CHICAGO (GenomeWeb) – French pharmaceutical firm Sanofi has turned to natural language processing to sort through massive amounts of genomic data and published medical literature in its quest to find new biomarkers for multiple sclerosis.
Specifically, the drug maker enlisted Linguamatics, a Cambridge, UK-based vendor of a natural language processing platform called I2E that extracts information from unstructured text, to find associations between human leukocyte antigen (HLA) alleles, diseases, and hypersensitivity to potential treatments. A proof-of-concept study, which Sanofi discussed at last month's Bio-IT World Conference in Boston, found more than double the number of previously known disease associations.
Since 2016, Linguamatics has offered I2E with a query language called the Extraction and Search Language, EASL, that allows text mining queries to be described and written in a human-readable text format.
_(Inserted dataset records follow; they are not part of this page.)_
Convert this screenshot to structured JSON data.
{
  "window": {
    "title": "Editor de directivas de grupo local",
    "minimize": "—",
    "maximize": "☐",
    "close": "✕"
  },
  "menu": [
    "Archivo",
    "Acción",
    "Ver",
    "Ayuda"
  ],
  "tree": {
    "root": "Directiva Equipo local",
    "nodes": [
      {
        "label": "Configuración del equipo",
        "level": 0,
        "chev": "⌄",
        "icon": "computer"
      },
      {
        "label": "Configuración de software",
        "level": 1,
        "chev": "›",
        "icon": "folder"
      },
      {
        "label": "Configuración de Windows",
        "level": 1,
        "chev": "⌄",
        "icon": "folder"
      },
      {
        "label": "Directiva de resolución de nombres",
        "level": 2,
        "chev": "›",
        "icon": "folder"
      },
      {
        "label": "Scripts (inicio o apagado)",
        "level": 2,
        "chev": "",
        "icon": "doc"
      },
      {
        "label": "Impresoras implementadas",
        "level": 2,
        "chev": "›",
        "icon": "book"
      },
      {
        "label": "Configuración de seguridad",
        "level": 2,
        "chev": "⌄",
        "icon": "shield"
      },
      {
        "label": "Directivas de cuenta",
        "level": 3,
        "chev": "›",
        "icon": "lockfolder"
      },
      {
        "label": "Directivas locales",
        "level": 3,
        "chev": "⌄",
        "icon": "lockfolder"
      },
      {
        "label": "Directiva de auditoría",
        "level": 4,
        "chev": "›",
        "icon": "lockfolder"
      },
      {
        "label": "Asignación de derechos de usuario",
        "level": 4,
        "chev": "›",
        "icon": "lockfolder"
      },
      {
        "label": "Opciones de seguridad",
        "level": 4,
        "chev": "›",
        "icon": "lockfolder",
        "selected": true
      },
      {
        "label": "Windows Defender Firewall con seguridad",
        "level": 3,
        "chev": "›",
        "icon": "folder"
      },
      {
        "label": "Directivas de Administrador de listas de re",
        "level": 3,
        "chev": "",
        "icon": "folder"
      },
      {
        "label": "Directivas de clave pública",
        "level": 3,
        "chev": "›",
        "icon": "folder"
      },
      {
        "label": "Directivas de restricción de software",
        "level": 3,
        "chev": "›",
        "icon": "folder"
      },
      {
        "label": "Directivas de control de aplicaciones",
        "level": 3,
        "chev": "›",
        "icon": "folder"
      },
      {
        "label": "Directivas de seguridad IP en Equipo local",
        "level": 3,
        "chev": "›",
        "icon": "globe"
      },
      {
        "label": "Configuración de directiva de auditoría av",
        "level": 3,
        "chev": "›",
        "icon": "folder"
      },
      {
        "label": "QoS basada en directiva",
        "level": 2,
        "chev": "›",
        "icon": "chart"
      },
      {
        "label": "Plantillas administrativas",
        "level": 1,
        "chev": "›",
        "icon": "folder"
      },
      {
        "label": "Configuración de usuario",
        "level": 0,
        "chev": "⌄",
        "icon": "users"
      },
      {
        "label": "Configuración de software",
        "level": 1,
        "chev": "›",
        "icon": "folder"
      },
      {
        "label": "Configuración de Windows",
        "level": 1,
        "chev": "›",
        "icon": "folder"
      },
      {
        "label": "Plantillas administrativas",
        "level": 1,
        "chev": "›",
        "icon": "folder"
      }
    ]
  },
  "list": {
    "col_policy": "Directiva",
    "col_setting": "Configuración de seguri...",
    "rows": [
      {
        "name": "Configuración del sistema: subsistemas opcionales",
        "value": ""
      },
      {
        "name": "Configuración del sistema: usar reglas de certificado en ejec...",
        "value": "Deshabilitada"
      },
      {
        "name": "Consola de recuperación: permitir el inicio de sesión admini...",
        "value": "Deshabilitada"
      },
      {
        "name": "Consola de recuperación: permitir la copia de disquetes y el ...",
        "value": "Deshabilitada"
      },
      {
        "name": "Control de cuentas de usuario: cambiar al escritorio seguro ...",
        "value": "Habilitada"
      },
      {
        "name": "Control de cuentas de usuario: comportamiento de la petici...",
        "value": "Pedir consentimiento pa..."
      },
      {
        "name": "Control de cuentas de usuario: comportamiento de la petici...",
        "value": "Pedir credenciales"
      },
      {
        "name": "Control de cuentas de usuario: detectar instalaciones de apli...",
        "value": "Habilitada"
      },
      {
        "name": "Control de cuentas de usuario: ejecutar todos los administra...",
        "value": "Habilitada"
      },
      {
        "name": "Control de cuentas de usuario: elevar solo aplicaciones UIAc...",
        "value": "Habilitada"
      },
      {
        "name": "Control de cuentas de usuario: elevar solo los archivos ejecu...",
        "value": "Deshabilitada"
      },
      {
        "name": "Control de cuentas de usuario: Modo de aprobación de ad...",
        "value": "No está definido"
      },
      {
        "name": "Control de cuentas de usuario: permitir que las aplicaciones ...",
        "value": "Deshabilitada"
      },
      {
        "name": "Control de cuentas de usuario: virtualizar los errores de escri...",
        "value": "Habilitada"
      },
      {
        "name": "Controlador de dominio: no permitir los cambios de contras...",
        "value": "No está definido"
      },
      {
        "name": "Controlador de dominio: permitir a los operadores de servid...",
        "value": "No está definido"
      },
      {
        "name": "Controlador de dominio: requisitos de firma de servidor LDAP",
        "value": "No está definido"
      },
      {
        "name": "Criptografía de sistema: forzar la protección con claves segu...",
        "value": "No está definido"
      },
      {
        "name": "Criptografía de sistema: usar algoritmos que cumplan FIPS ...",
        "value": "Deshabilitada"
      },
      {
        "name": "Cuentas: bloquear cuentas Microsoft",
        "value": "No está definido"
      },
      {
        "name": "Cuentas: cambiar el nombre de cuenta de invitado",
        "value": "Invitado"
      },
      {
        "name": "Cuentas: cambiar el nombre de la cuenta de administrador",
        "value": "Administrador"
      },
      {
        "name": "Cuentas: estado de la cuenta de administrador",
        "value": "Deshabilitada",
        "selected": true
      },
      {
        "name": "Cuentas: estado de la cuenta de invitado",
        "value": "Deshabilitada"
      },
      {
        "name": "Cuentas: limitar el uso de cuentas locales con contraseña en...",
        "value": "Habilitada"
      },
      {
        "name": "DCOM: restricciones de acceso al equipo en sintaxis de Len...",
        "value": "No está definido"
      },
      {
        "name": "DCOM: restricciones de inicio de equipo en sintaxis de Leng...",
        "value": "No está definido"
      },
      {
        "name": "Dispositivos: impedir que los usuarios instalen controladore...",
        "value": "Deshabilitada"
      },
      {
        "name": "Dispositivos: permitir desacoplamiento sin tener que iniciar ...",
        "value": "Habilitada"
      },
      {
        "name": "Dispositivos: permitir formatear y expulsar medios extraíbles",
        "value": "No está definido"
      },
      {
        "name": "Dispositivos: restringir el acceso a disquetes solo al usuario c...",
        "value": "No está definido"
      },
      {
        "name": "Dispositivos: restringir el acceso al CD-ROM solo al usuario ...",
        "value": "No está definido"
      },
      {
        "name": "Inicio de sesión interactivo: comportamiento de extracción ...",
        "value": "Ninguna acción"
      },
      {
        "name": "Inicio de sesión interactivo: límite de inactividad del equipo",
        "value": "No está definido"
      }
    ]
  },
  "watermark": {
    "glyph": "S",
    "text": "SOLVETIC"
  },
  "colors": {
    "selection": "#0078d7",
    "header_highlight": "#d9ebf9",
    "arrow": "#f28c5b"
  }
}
EASL queries can be generated outside the I2E platform, and can support custom interfaces and enhanced workflow automation.
The text might come from literature searches, from trial data, posts from patient forums on social media, public databases, or regulatory documents. "In order to make decisions, you need to pull information out from unstructured text," explained Jane Reed, head of life science strategy for Linguamatics.
Some Linguamatics customers use I2E to comb Twitter to look for clues about side effects and other patterns, such as during an influenza outbreak in the UK several years ago. "Some of the pharma [companies] wanted to monitor the reaction of the general population to that," Reed explained.
Drug companies also can glean information from calls to toll-free patient hotlines. "All those things need to be captured to give the right response back, but also to make sure there is something they can [feed] back into the product development," Reed said.
Reed noted that next-generation sequencing technologies produce long lists of variants that researchers must wade through. "There's a lot of structured information that you can use to try and get annotations, but if you want to get the most up to date [information] from the literature," there needs to be order among all the unstructured data, she said.
For its MS biomarker work, an internal project, Sanofi turned to I2E to build a catalog of HLA allele annotations by mining millions of pieces of scientific literature. The pharma company worked with Linguamatics to establish a workflow for HLA typing and analysis, based on whole-exome sequencing. This, the partners said, has resulted in the identification of more than 400 HLA-related alleles.
"We are using I2E to extract information from the literature," including 22 million abstracts indexed on PubMed, and other texts from ClinicalTrials.gov, according to Dongyu Liu, associate director of translational sciences at Sanofi.
"It's easy to plug in any ontology or dictionary," Liu said. "You can extract any domain knowledge."
Liu said that Sanofi is using I2E in the early stages of research, including target discovery, mapping of gene mutations to diseases, and drug repositioning. The company is looking for gene-disease, gene-mutation, and gene-drug associations, among other correlations.
"We have been working with Linguamatics to develop different, specific queries to pipelines to extract the information and then feed it into our database" or others, Liu reported.
"There are a lot of databases out there, but not all of them are available for the use case" of HLA for multiple sclerosis, Liu said. In fact, Sanofi had none. "[Natural language processing] is the perfect device to use," he said.
Sanofi has applied I2E to different areas before the current MS study, Liu said, though this is the first allele use case. In this instance, HLA been able to to predict side effects of Sanofi Genzyme drug Lemtrada (alemtuzumab) on MS patients, Liu said.
The study has not moved into clinical trials yet, nor is there a definitive start date, according to Liu, but Sanofi is using the NLP technology across multiple research groups and projects at various stages.
"It's not a matter of only using I2E. There are a lot of these molecular profiling data, from all different data we are trying to find biomarkers," Liu said. "For any of these kind of big projects, we can use I2E from Linguamatics to help to extract a lot of very useful information."
Sanofi eventually expects to be able to feed the results of data extraction into its machine-learning algorithms.
"There is a lot of data there," Liu said. "We use I2E to help to find a piece of the puzzle, like what's the relationship between the allele and the disease."
For this project, Sanofi included several hundred alleles, according to Liu. "Theoretically, you can do all the genes," he said.
Liu said that he is also working with colleagues at Sanofi to incorporate NLP into studies looking for associations between metabolites and certain diseases.
For the European Union's new General Data Protection Regulation, Sanofi is piloting I2E as a way of identifying what patient-specific information is private, and thus in need of being protected.
Additionally, Sanofi is looking to use it to extract information from electronic health records for phenome-wide association studies, Liu said.